Que voulez-vous dire?

Prenons pour exemple quelqu'un appartienne à une Église cantonale membre et penserait que l'homosexualité est un péché. Je lui dirais alors: «Prenons un verre ensemble», et je lui expliquerais pourquoi j'arrive personnellement à une conclusion différente, basée sur l'Évangile. Malgré nos différences, nous sommes membres de la même Église. Mais la situation est différente lorsqu’un pasteur s'exprime de cette manière. Les gens peuvent être blessés. Les Églises cantonnales doivent examiner attentivement la manière dont elles traitent leurs ministres. En fait, il me semble que, ainsi, nous évitons une controverse. Si vous voulez être une Église à plusieurs voix, alors vous confronter à ces sujets et en débattre - comme c’était le cas lors des disputes de la Réforme.

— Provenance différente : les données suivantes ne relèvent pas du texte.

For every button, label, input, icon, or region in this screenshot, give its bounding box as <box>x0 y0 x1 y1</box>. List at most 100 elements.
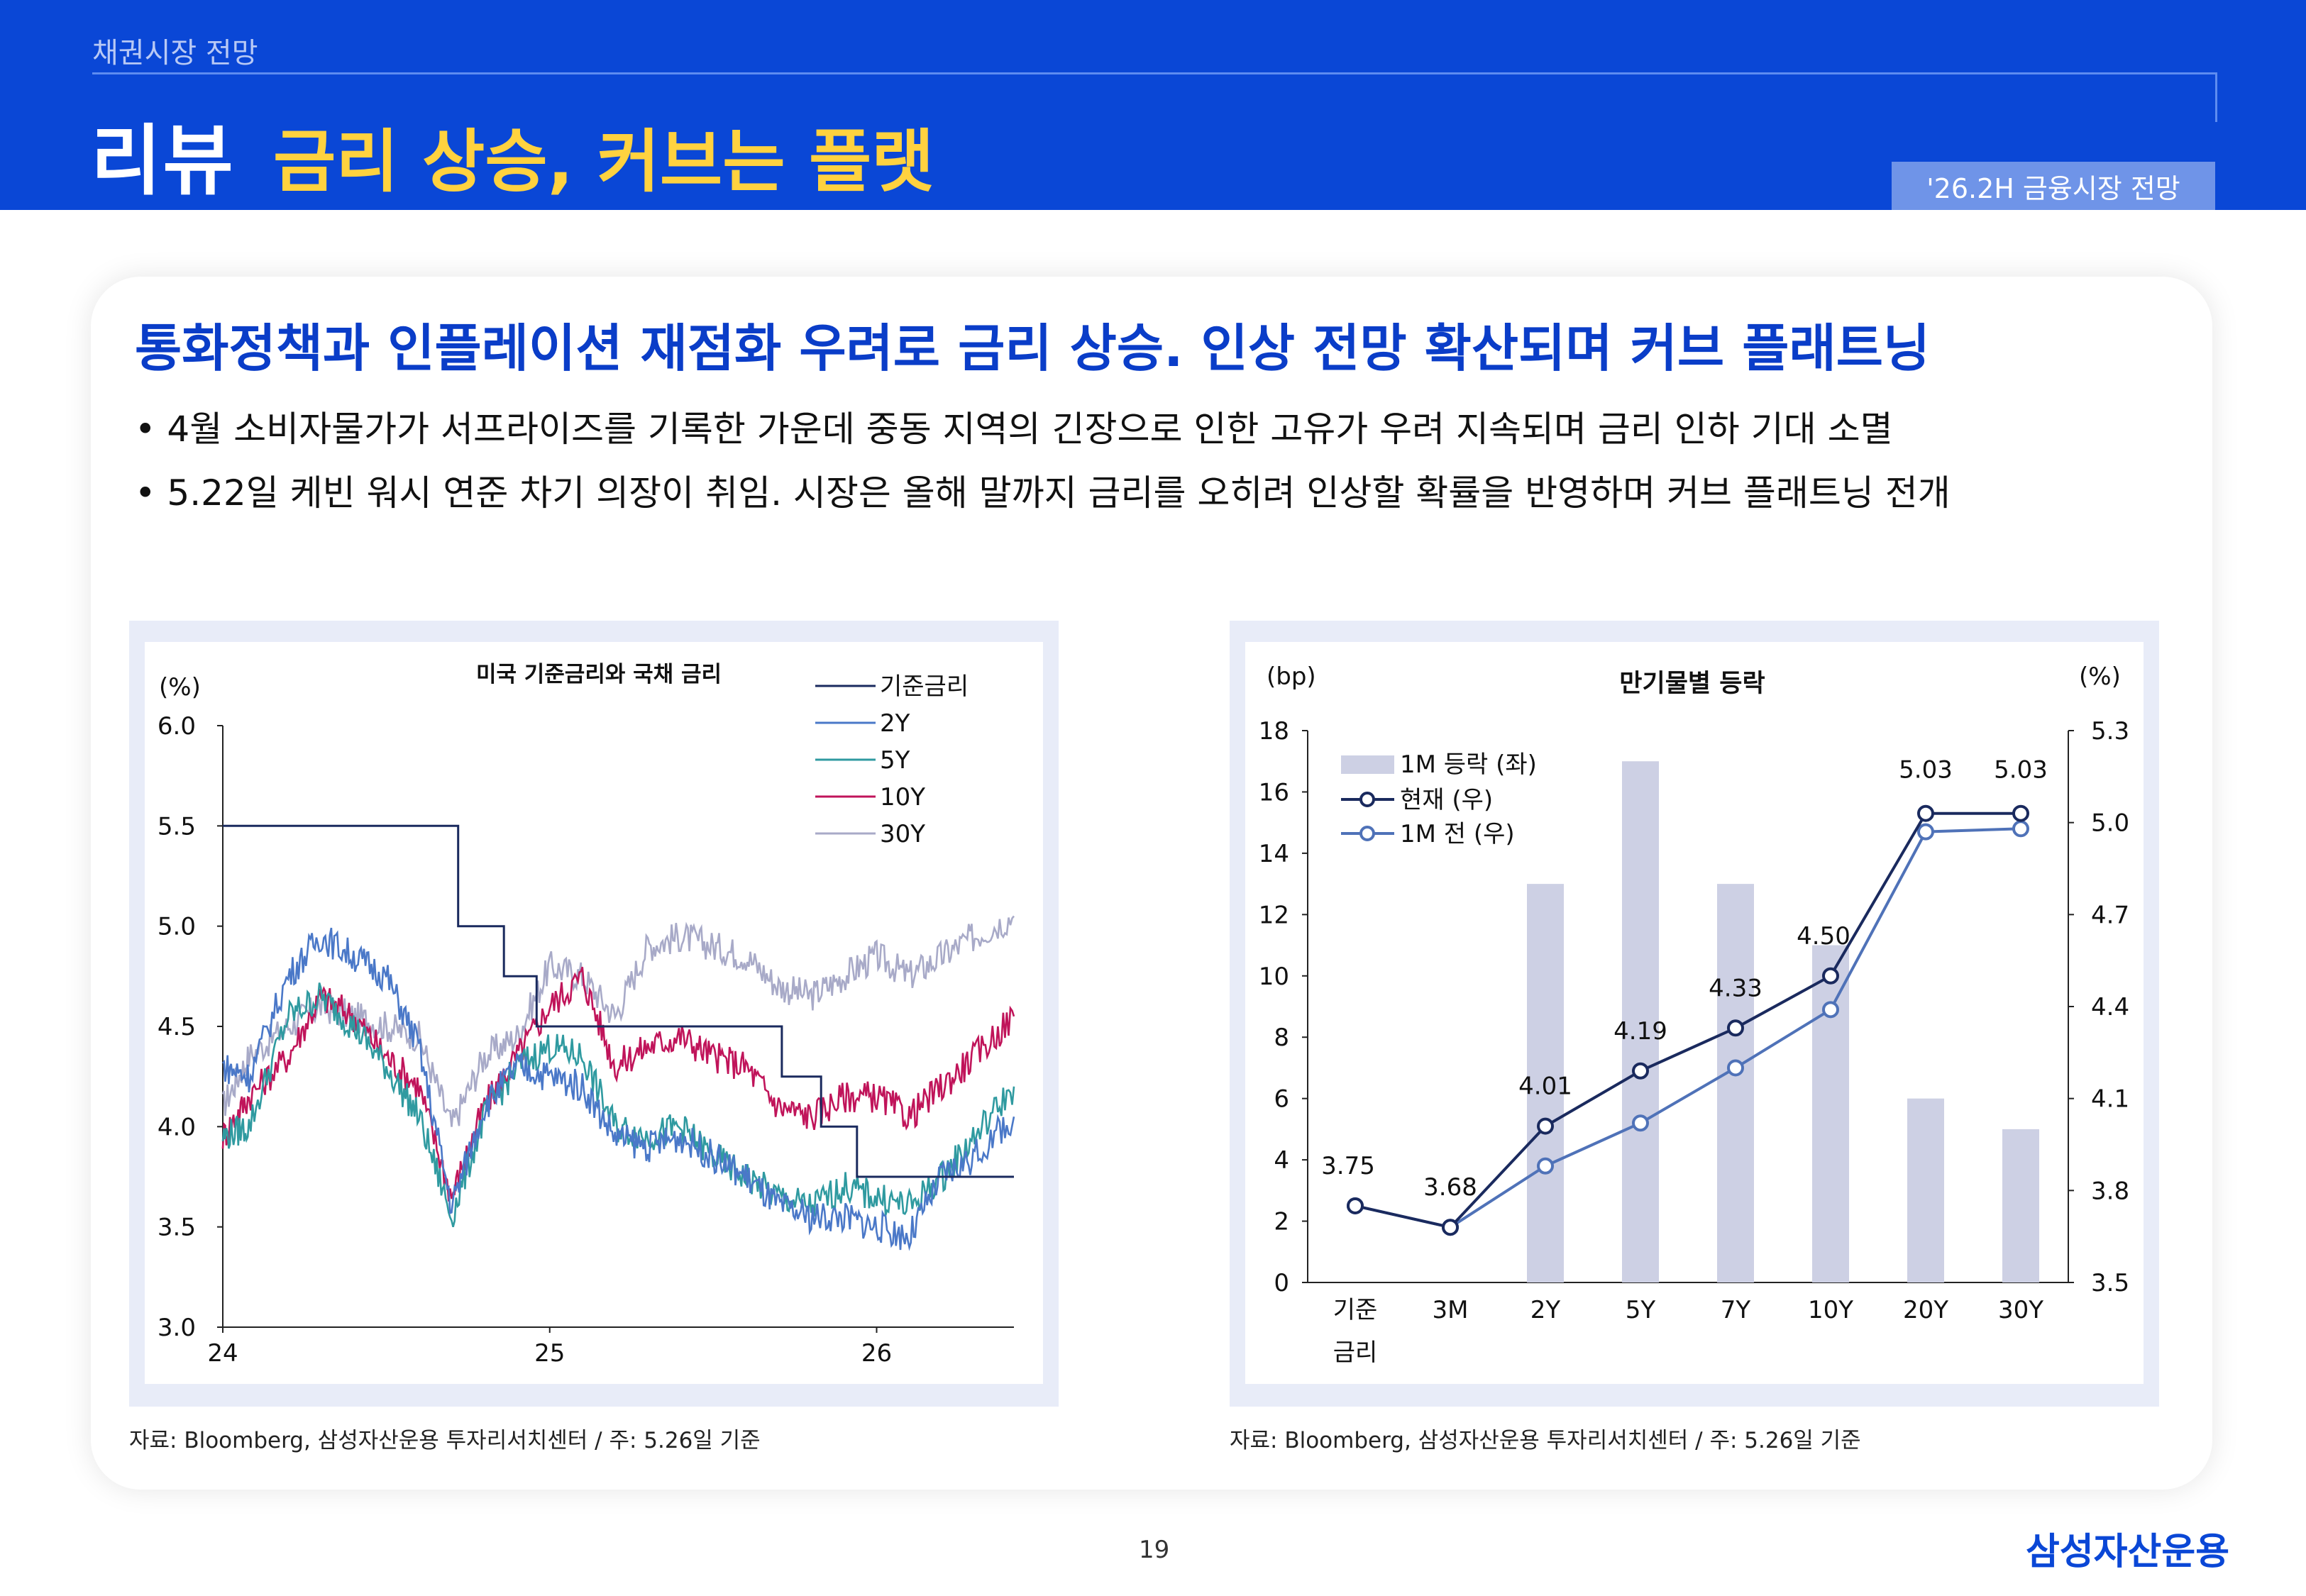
chart2-data-label: 4.01 <box>1518 1073 1572 1101</box>
chart2-data-label: 4.19 <box>1613 1017 1667 1046</box>
chart2-left-tick-label: 0 <box>1274 1269 1289 1297</box>
chart2-line-1m-ago-marker <box>1822 1001 1839 1019</box>
chart2-category-label: 5Y <box>1626 1296 1656 1324</box>
chart2-legend-label: 1M 등락 (좌) <box>1400 750 1537 779</box>
chart1-y-tick-label: 5.5 <box>158 812 196 841</box>
chart2-line-1m-ago-marker <box>1537 1157 1554 1175</box>
chart2-left-tick-label: 16 <box>1259 778 1289 807</box>
chart2-ylabel-right: (%) <box>2079 663 2121 691</box>
page-title: 리뷰 <box>91 117 235 206</box>
chart2-line-current-marker <box>1442 1219 1459 1236</box>
chart2-category-label: 2Y <box>1530 1296 1561 1324</box>
chart2-right-tick-label: 4.7 <box>2091 901 2129 929</box>
header-divider <box>92 72 2215 74</box>
chart2-line-1m-ago <box>1355 827 2021 1229</box>
chart1-series-10y <box>221 966 1015 1202</box>
chart2-right-tick-label: 5.3 <box>2091 717 2129 746</box>
chart2-category-label: 3M <box>1433 1296 1469 1324</box>
chart2-left-tick-label: 2 <box>1274 1208 1289 1236</box>
chart2-bar <box>1622 761 1659 1282</box>
chart2-line-current-marker <box>1537 1117 1554 1135</box>
right-chart-panel: 만기물별 등락 (bp) (%) 18 16 14 12 10 8 6 4 2 0 5.3 5.0 4.7 4.… <box>1245 642 2144 1384</box>
maturity-change-chart: 만기물별 등락 (bp) (%) 18 16 14 12 10 8 6 4 2 0 5.3 5.0 4.7 4.… <box>1259 663 2129 1367</box>
page-number: 19 <box>1139 1536 1170 1564</box>
chart2-data-label: 3.75 <box>1321 1152 1375 1180</box>
chart2-right-tick-label: 4.4 <box>2091 993 2129 1021</box>
chart2-left-tick-label: 12 <box>1259 901 1289 929</box>
chart1-title: 미국 기준금리와 국채 금리 <box>476 662 722 687</box>
chart2-legend-label: 현재 (우) <box>1400 786 1493 814</box>
chart2-category-label: 30Y <box>1998 1296 2043 1324</box>
chart1-series-base-rate <box>223 824 1014 1178</box>
chart2-left-tick-label: 14 <box>1259 840 1289 868</box>
chart1-series-2y <box>221 927 1015 1251</box>
chart2-data-label: 5.03 <box>1899 756 1953 785</box>
chart1-legend-label: 10Y <box>880 783 925 811</box>
chart2-bar <box>1907 1098 1944 1282</box>
chart2-line-current-marker <box>1917 804 1934 822</box>
chart1-legend-label: 2Y <box>880 709 910 738</box>
chart2-line-current <box>1355 811 2021 1229</box>
chart1-x-tick-label: 25 <box>534 1339 565 1368</box>
chart2-line-current-marker <box>1727 1019 1744 1037</box>
chart2-category-label: 금리 <box>1333 1339 1378 1367</box>
chart2-line-current-marker <box>2012 804 2029 822</box>
chart2-line-current-marker <box>1632 1062 1649 1080</box>
chart1-legend-label: 기준금리 <box>880 672 969 701</box>
chart2-data-label: 4.33 <box>1709 974 1762 1002</box>
chart2-left-tick-label: 18 <box>1259 717 1289 746</box>
chart1-y-tick-label: 5.0 <box>158 913 196 941</box>
header-divider-right <box>2215 72 2217 122</box>
chart2-bar <box>2002 1129 2039 1282</box>
chart2-bar <box>1527 884 1564 1282</box>
chart2-line-1m-ago-marker <box>2012 820 2029 838</box>
chart2-legend-current-marker <box>1359 792 1375 807</box>
chart2-category-label: 기준 <box>1333 1296 1378 1324</box>
chart1-y-tick-label: 3.0 <box>158 1314 196 1342</box>
chart2-legend-label: 1M 전 (우) <box>1400 820 1515 848</box>
chart2-data-label: 4.50 <box>1797 922 1850 951</box>
chart2-left-tick-label: 4 <box>1274 1146 1289 1175</box>
chart1-legend-label: 5Y <box>880 746 910 775</box>
chart2-line-1m-ago-marker <box>1727 1059 1744 1077</box>
left-chart-panel: 미국 기준금리와 국채 금리 (%) 6.0 5.5 5.0 4.5 4.0 3.5 3.0 24… <box>145 642 1043 1384</box>
chart1-y-tick-label: 4.0 <box>158 1113 196 1141</box>
company-logo: 삼성자산운용 <box>2026 1531 2230 1573</box>
chart2-line-1m-ago-marker <box>1917 823 1934 841</box>
chart2-ylabel-left: (bp) <box>1267 663 1316 691</box>
headline: 통화정책과 인플레이션 재점화 우려로 금리 상승. 인상 전망 확산되며 커브… <box>135 318 1931 378</box>
chart2-category-label: 10Y <box>1808 1296 1853 1324</box>
rates-line-chart: 미국 기준금리와 국채 금리 (%) 6.0 5.5 5.0 4.5 4.0 3.5 3.0 24… <box>158 662 1015 1368</box>
chart2-line-current-marker <box>1822 967 1839 985</box>
chart2-legend-prev-marker <box>1359 826 1375 841</box>
chart2-line-current-marker <box>1347 1197 1364 1214</box>
report-badge: '26.2H 금융시장 전망 <box>1892 162 2215 210</box>
section-label: 채권시장 전망 <box>92 37 258 70</box>
chart1-legend-label: 30Y <box>880 820 925 848</box>
chart2-category-label: 20Y <box>1903 1296 1948 1324</box>
chart2-title: 만기물별 등락 <box>1619 670 1765 698</box>
chart2-bar <box>1717 884 1754 1282</box>
chart2-right-tick-label: 3.5 <box>2091 1269 2129 1297</box>
chart1-ylabel: (%) <box>159 673 201 702</box>
chart1-y-tick-label: 4.5 <box>158 1013 196 1041</box>
chart2-left-tick-label: 10 <box>1259 963 1289 991</box>
chart1-y-tick-label: 3.5 <box>158 1214 196 1242</box>
chart2-left-tick-label: 6 <box>1274 1085 1289 1114</box>
chart1-x-tick-label: 26 <box>861 1339 892 1368</box>
bullet-1: • 4월 소비자물가가 서프라이즈를 기록한 가운데 중동 지역의 긴장으로 인… <box>135 409 1893 450</box>
chart2-line-1m-ago-marker <box>1632 1114 1649 1132</box>
chart2-data-label: 3.68 <box>1423 1173 1477 1202</box>
bullet-2: • 5.22일 케빈 워시 연준 차기 의장이 취임. 시장은 올해 말까지 금… <box>135 472 1951 514</box>
chart2-right-tick-label: 4.1 <box>2091 1085 2129 1114</box>
chart2-right-tick-label: 5.0 <box>2091 809 2129 838</box>
right-chart-source: 자료: Bloomberg, 삼성자산운용 투자리서치센터 / 주: 5.26일… <box>1230 1428 1861 1453</box>
chart2-bar <box>1812 945 1849 1282</box>
chart2-data-label: 5.03 <box>1994 756 2048 785</box>
chart1-series-5y <box>221 982 1015 1228</box>
chart2-legend-bar-swatch <box>1341 755 1394 774</box>
chart2-right-tick-label: 3.8 <box>2091 1177 2129 1205</box>
left-chart-source: 자료: Bloomberg, 삼성자산운용 투자리서치센터 / 주: 5.26일… <box>129 1428 761 1453</box>
chart2-left-tick-label: 8 <box>1274 1024 1289 1052</box>
chart2-category-label: 7Y <box>1721 1296 1751 1324</box>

Êtes-vous personnellement en faveur du mariage pour tous?

Si deux personnes veulent partager la vie l'une de l'autre et désirent le promettre devant Dieu et leurs proches, alors je mènerais certainement à bien une telle célébration. Peu importe qu'il s'agisse de bénédictions comme maintenant ou que nous soyons autorisés à organiser des mariages à un moment donné.

La question des multinationales responsables soumise au vote le 27 septembre prochain est aussi une question qui préoccupe l’Église. Le principal point de discorde n'est pas tant le sujet en lui-même, que de savoir comment l'Église compte s’impliquer.

Notre mission fondamentale est d'être proche des gens, une proximité qui nous permet de remarquer des problèmes personnels et structurels. Il nous appartient alors de les nommer et d'apporter des solutions à la lumière de notre culture chrétienne. C'est ce qui a été fait par nos œuvres d'entraide sur la question de la responsabilité des entreprises, et j'en suis très fière. Cependant, nous devons rester indépendants. Une Église n’est ni un parti politique ni une organisation lobbyiste.

Revenons à votre candidature. Vous vous présentez pour la deuxième fois à la présidence. Comment se déroule la campagne électorale?

Très bien, à mon avis. La deuxième candidate, Isabelle Graesslé, et moi-même sommes toujours invitées ensemble aux auditions, ce qui est bien sûr passionnant, car nous écoutons toujours ce que l'autre candidate répond aux questions des délégués. Je pense que c'est une procédure très ouverte, équitable, et j'en suis très heureuse.